Wolf Jennifer Moriatis, McCarty Eric C, Ritchie Paul D
Department of Orthopaedics, University of Colorado-Denver, Denver, CO, USA.
Tech Hand Up Extrem Surg. 2008 Sep;12(3):174-9. doi: 10.1097/BTH.0b013e31817da1ba.
Triceps ruptures are relatively rare injuries. When they occur, primary surgical repair of the tendon to the proximal ulna is recommended. However, some patients require reconstruction using tendon grafting due to shortening or insufficiency of the native triceps tendon. Triceps ruptures associated with biological abnormalities (such as renal insufficiency or metabolic disease) or recurrence of rupture represent situations where a stout augmented repair is desirable. Multiple allograft and autologous tendons have been described for augmentation, but the use of gracilis and semitendinosus tendons provides superior length and size for use in triceps reconstruction. Using an illustrative case example, the evaluation of triceps insufficiency and the need for additional graft is shown. The technique of autologous hamstring augmentation for triceps insufficiency is described in detail. The importance of graded rehabilitation is emphasized with a complete program of triceps strengthening over time.
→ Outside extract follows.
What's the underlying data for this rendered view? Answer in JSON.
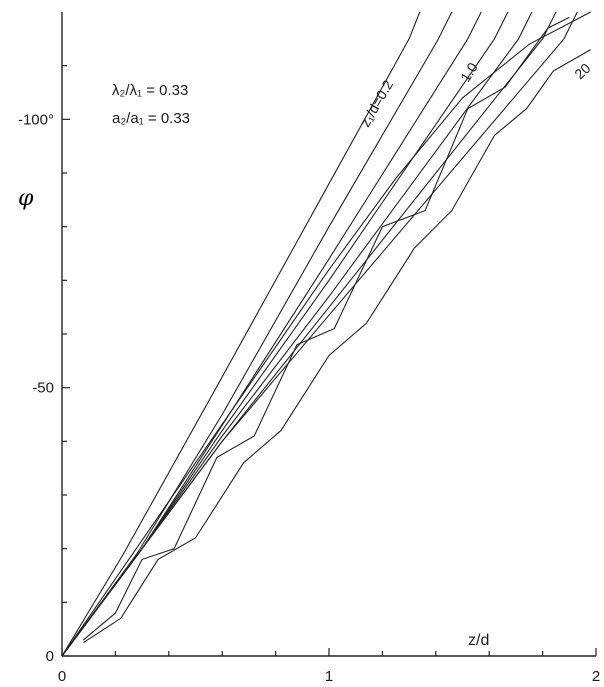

肱三头肌断裂是相对罕见的损伤。当发生这种情况时,建议将肌腱一期手术修复至尺骨近端。然而,由于肱三头肌肌腱缩短或功能不全,一些患者需要使用肌腱移植进行重建。与生物学异常(如肾功能不全或代谢疾病)相关的肱三头肌断裂或断裂复发,表明需要进行强有力的强化修复。已经描述了多种同种异体肌腱和自体肌腱用于强化,但使用股薄肌和半腱肌肌腱在肱三头肌重建中具有更好的长度和尺寸。通过一个示例病例,展示了对肱三头肌功能不全的评估以及对额外移植的需求。详细描述了用于肱三头肌功能不全的自体腘绳肌强化技术。随着时间的推移,通过完整的肱三头肌强化计划强调了分级康复的重要性。